Als schmuckes Kleinod hat sich das Moderne Theater in den knapp zwei Jahren seines Bestehens längst in die Herzen vieler Berliner Theaterfreunde geschlichen. Auf der 30 Quadratmeter großen Bühne setzt die künstlerische Leiterin und Besitzerin Ingrid Ernst auf die ursprünglichen Mittel des Theaters, auf die Kraft von Dialog, Mimus und Gestus. Abseits der ganz großen Namen kommen auf diesen Brettern auch literarische oder dramatische Talente zum Zuge, die fast vergessen oder noch nicht »entdeckt« sind. John und Joe fügt sich als deutsche Erstaufführung in dieses Konzept, obgleich die Autorin Agota Kristof keine Unbekannte ist: Die gebürtige Ungarin, die ausschließlich in französischer Sprache schreibt, wurde durch ihren Roman Das große Heft international bekannt.

Aber obwohl sie das Theater als ihr »wirkliches Terrain« sieht, ist die Dramatikerin Kristof im deutschsprachigen Raum ein Novum. Vielleicht auch deshalb, weil ihre äußerlich kargen Stücke nicht nach Experimenten, sondern schlichten Inszenierungen verlangen. Regisseur Tobias Lenel hat das bei seinem Berliner Erstlingswerk beherzigt. Ein sparsam möbliertes Café ist Schauplatz und Treffpunkt der beiden mittellosen Flaneure John und Joe, die wegen eines unverhofften Lottogewinns in handfesten Streit geraten.

Wer nun unbedingt will, könnte aus dem Gerangel um die klingende Münze zu Zeiten der »neuen Armut« eine politische Tendenz herauslesen. Doch paßt dazu die Versöhnung mit etlichen Pflaumenschnäpsen? Ihre letzten Francs geben die Freunde lieber für Hochprozentiges als für einen neuen Lottoschein aus. Denn schließlich, so ihre Einsicht, haben sie alles, was man braucht.

Tatsächlich ist die Handlung eher Nebensache, bloßer Anlaß, Menschliches und Zwischenmenschliches unter verschiedenen Bedingungen zu studieren. Auf dem Papier wirkt das formal, fast wie aus dem Reaganzglas. Die drei Szenen der kleinen Geschichte beginnen völlig identisch: sie führen die Freunde im Alltag, mit Lottogewinn und wieder als arme Schlucker vor. Wie wenig das Gesprochene zählt, offenbart die Sprache: Die spröden Dialoge der Helden bestehen aus kurzen Sätzen, in denen Wiederholungen und Wortketten bis zum Verwirrspiel getrieben werden.

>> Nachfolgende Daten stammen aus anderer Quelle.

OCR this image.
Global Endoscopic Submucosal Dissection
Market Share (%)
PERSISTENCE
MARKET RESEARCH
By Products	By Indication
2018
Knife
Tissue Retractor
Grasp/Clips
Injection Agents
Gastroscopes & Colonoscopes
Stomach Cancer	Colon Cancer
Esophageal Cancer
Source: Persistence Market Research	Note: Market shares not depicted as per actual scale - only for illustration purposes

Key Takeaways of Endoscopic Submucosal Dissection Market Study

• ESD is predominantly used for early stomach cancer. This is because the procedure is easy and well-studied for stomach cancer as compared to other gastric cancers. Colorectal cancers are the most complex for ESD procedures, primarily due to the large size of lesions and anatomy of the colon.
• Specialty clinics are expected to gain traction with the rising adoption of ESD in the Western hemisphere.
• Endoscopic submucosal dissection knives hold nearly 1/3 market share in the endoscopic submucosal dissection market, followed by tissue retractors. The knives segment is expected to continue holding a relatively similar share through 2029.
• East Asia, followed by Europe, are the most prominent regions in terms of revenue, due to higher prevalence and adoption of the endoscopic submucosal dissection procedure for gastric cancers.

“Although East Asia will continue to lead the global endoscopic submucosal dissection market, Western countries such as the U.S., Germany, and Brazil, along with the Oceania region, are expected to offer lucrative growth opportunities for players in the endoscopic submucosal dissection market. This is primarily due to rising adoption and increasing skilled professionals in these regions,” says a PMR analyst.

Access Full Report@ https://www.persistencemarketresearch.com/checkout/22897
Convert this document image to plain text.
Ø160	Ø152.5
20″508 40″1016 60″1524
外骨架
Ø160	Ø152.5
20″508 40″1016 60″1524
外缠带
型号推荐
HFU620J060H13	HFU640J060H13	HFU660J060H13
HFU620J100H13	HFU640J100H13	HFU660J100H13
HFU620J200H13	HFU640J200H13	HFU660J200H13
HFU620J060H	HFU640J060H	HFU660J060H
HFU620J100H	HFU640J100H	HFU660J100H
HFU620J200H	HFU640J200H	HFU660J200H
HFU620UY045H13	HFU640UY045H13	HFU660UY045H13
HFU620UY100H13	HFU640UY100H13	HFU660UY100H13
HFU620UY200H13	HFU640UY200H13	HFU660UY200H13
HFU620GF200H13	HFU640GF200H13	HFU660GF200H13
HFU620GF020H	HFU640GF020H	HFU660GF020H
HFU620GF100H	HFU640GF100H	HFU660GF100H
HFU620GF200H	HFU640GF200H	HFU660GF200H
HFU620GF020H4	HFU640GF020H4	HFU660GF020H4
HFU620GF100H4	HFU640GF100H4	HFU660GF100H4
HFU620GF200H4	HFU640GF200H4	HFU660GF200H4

Das Stück lebt von allem, was jenseits des Offenkundigen zwischen den Zeilen geschieht — eine Herausforderung für die Hauptdarsteller. Roman Silberstein als bullig-bärtiger, von seinem Freund stets leicht genervter John und Wilfried Loll als herrlich spießig-verklemmter Joe bewältigen sie mit Bravour. Sie sind ein gegensätzliches und scheinbar unfreiwilliges Paar, dessen Mimik und Gestik vordergründig banale Debatten und Gesprächspausen in Lacherfolge verwandelt.

Nicht mehr und nicht weniger als ein amüsantes, unmittelbares Theatererlebnis bietet das einstündige Stück. Analogien zum absurden Theater, zu Beckett oder gar zum Brechtschen Lehrstück, die manche Kritiker Agota Kristof unterstellen, sind zumindest für John und Joe ziemlich abwegig. Wenn Joe seinem Freund mit Fragen nach einem ihm unbekannten Sauser auf den Wecker geht, wird daraus noch lange kein Godot. Auch surrealistische Elemente oder gar eine kafkaeske Endzeitstimmung lassen sich beim besten Willen nicht hineininterpretieren. Warum auch?

Wer mehr über Agota Kristof wissen möchte, hat heute abend dazu Gelegenheit. Matthias Weiland liest im Rahmen der Reihe »Montag — montags« aus ihrem Roman Das große Heft. Und am 18. Mai kommt die Autorin zu einem Gesprächsabend in das Moderne Theater. Karin Dahlberg

Lesung um 20.30 Uhr im Modernen Theater, Merseburger Straße 3, 2. Hof.